Desconhecidos Desconhecidos

Ao manter todos no escuro sobre a economia, Pequim pode pensar que está recuperando o poder e mitigando a instabilidade social. O que realmente está fazendo é revelar suas intenções. Os porta-vozes do Estado podem continuar dando lip service à abertura e reforma, mas as ações de Pequim mostram que as prioridades do Partido Comunista Chinês mudaram do desenvolvimento econômico para a manutenção de uma sociedade fechada onde ele é absolutamente dominante.

“Basicamente, as autoridades têm tanto medo de qualquer sinal de instabilidade”, disse Shih. “Elas acreditam que o sistema financeiro é tão frágil que temem que qualquer choque possa causar uma crise.”

Em parte por causa desse medo, os formuladores de políticas lidam com problemas econômicos de forma fragmentada – na ordem dos mais gritantes primeiro – sem permitir uma correção geral nos setores que estão falhando, como o imobiliário. Com o tempo, isso só agrava os problemas de dívida e adiciona volatilidade ao sistema. Enquanto Pequim joga o jogo do “derrube a crise financeira”, os investidores precisam calcular o risco.
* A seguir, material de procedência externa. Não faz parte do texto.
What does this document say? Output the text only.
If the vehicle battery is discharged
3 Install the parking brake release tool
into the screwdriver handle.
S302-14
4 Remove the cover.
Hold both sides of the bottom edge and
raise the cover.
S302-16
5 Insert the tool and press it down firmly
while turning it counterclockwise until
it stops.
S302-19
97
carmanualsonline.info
Sem dados, é difícil saber para onde a economia chinesa está indo, mas através da nebulosidade, os investidores podem ver uma trajetória liderada pelo quadro ideológico do CCP e sobrecarregada pela dívida. Nesse cenário, torna-se cada vez mais difícil, não mais fácil, saber o que está acontecendo. E Xi está bem com isso.


Linette Lopez é uma correspondente sênior da Insider.